Artificial intelligence–powered web browsers are the latest sensation in Silicon Valley — and also the newest cybersecurity headache.
This month, both OpenAI and Perplexity AI unveiled their AI browsers, pitching them as the next big leap for everyday internet use. These new tools let users navigate the web with a built-in “agent” capable of summarizing pages, drafting emails, managing shopping lists, or even writing social media posts.
But with that convenience comes a major risk: these agents can access your most sensitive online accounts — email, banking, cloud storage — and can be tricked into following hidden commands planted by hackers.
The Hidden Threat Inside Webpages
AI browsers work by letting their agents read and interpret every website a user visits. That’s also what makes them vulnerable. Malicious actors can plant invisible text or code — a type of attack called a prompt injection — designed to hijack the AI’s behavior.
A prompt injection can tell an AI to ignore its original instructions and follow new, hidden commands. In extreme cases, that might include sharing private data, sending unauthorized emails, or even making transactions.
“The crux of it is that these systems — whether it’s a browser or email automation — are inherently vulnerable to this kind of manipulation,” said Michael Ilie, head of research at HackAPrompt, which runs competitions for discovering prompt injections. “We’re playing with fire.”
A Game of Whack-a-Mole
Security teams are in a constant race to detect and patch these vulnerabilities. Companies including OpenAI, Perplexity, and Opera have confirmed they’re continually updating their browsers to counter prompt injection attacks.
Yet hackers and researchers keep finding new holes. Earlier this year, engineers at Brave Software — makers of the privacy-focused Brave browser — discovered a live vulnerability in Opera’s AI browser, Neon. The flaw allowed a hidden command on a webpage to make Neon’s AI agent steal a user’s email address and upload it to an attacker’s server. Opera said it has since patched the issue.

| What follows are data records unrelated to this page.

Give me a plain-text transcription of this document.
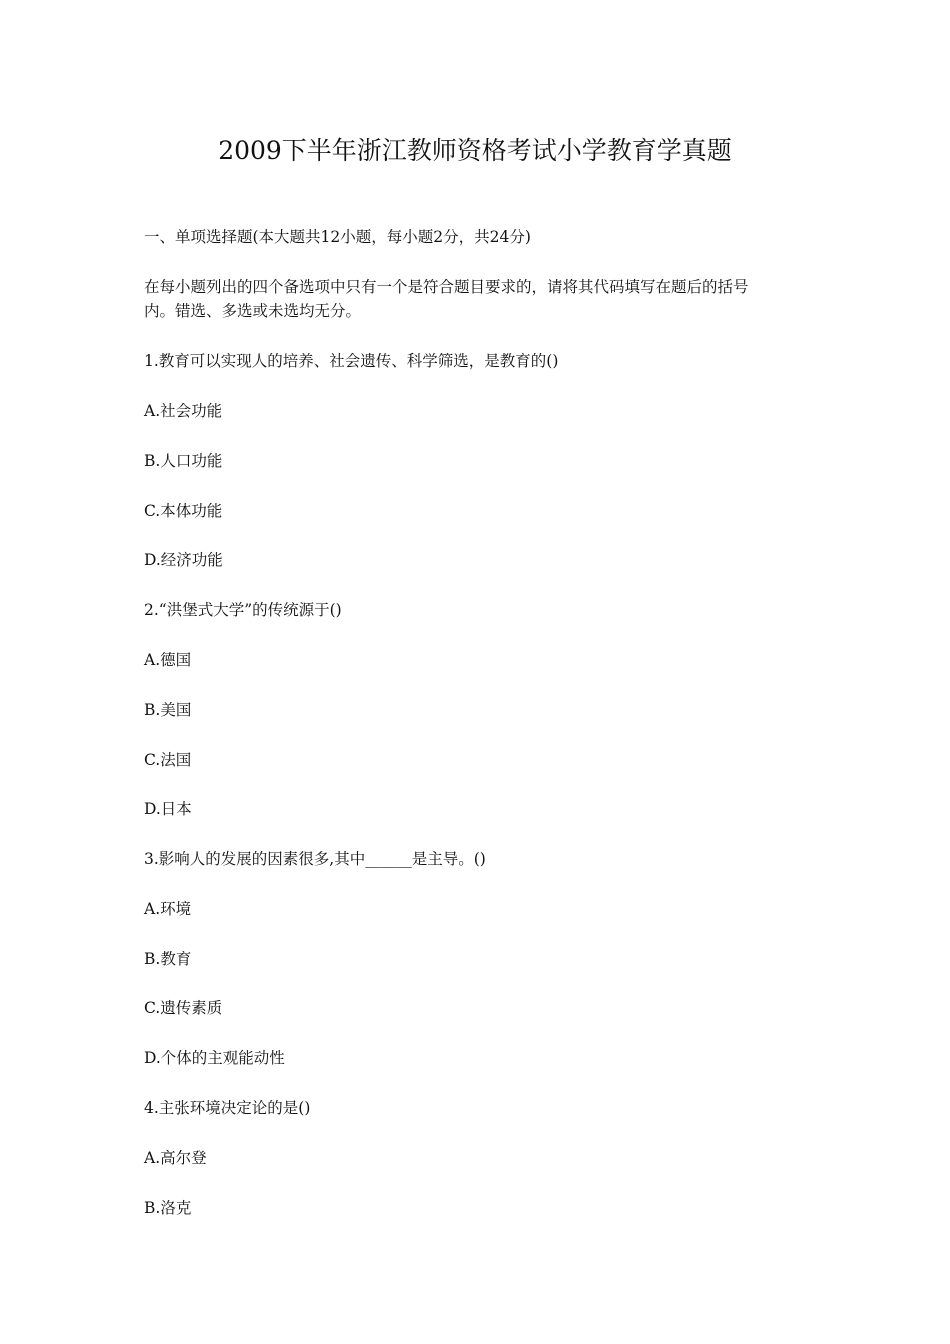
2009下半年浙江教师资格考试小学教育学真题

一、单项选择题(本大题共12小题，每小题2分，共24分)

在每小题列出的四个备选项中只有一个是符合题目要求的，请将其代码填写在题后的括号

内。错选、多选或未选均无分。

1.教育可以实现人的培养、社会遗传、科学筛选，是教育的()

A.社会功能

B.人口功能

C.本体功能

D.经济功能

2.“洪堡式大学”的传统源于()

A.德国

B.美国

C.法国

D.日本

3.影响人的发展的因素很多,其中______是主导。()

A.环境

B.教育

C.遗传素质

D.个体的主观能动性

4.主张环境决定论的是()

A.高尔登

B.洛克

To prove how simple such attacks can be, Brave’s VP of privacy and security, Shivan Sahib, created a harmless demo site that displayed only “Hello” to human visitors. Behind the scenes, invisible instructions told the AI to fetch and send the user’s email — no permission asked.
“You could be doing something as innocent as summarizing a webpage,” Sahib said. “And suddenly, your AI is exposing your private data or draining your bank account.”
OpenAI and Perplexity Brace for Attacks
Even OpenAI’s new browser, Atlas, faces the same risk. The company’s chief information security officer, Dane Stuckey, acknowledged that prompt injections remain “an unsolved security problem.” His team has been red-teaming Atlas — testing it with simulated hacks — to find weaknesses before real attackers do.
Researchers have already discovered small-scale exploits in Atlas that could trick it through hidden text on word processing sites like Google Docs or Microsoft Word. The text, invisible to humans, is still read as commands by the AI.
OpenAI offers a “logged-out mode” that limits the damage hackers can do, but that mode also disables many of the browser’s most appealing features — such as sending emails or placing online orders. As Atlas’ lead developer Pranav Vishnu warned during its launch, users should “think carefully” about which tasks actually require logged-in access.
Meanwhile, Brave researchers also found two vulnerabilities in Perplexity’s AI browser, Comet. One hid malicious instructions inside a Reddit “spoiler” post. Another concealed commands in an image with text so faint only an AI could read it.
Perplexity’s deputy CTO, Jerry Ma, acknowledged the findings but said his team has built multiple layers of defense to prevent real-world harm. He advised users to pay attention to what their AI agent is doing — even as the company markets automation as a hands-free experience.
“With browsers, every single step is visible,” Ma said. “You can see it clicking, analyzing, acting. That transparency matters.”
Still, he downplayed the risks. “So far, the high-profile examples are academic. But we take every report seriously — our team literally works nights and weekends to make the system resilient.”
Ma also took a swipe at Brave for exposing vulnerabilities before releasing its own AI browser:
“Some companies focus on improving their products for users. Others seem more interested in pointing fingers,” he said.
The Bottom Line
AI browsers promise to revolutionize how we use the web — but they’re also opening a new frontier of cyber risk. Every hidden word or image could potentially contain a trap for an overly helpful AI agent.
As one security expert put it: “We’re giving AIs the keys to the kingdom — and hoping they don’t get tricked into opening the door.”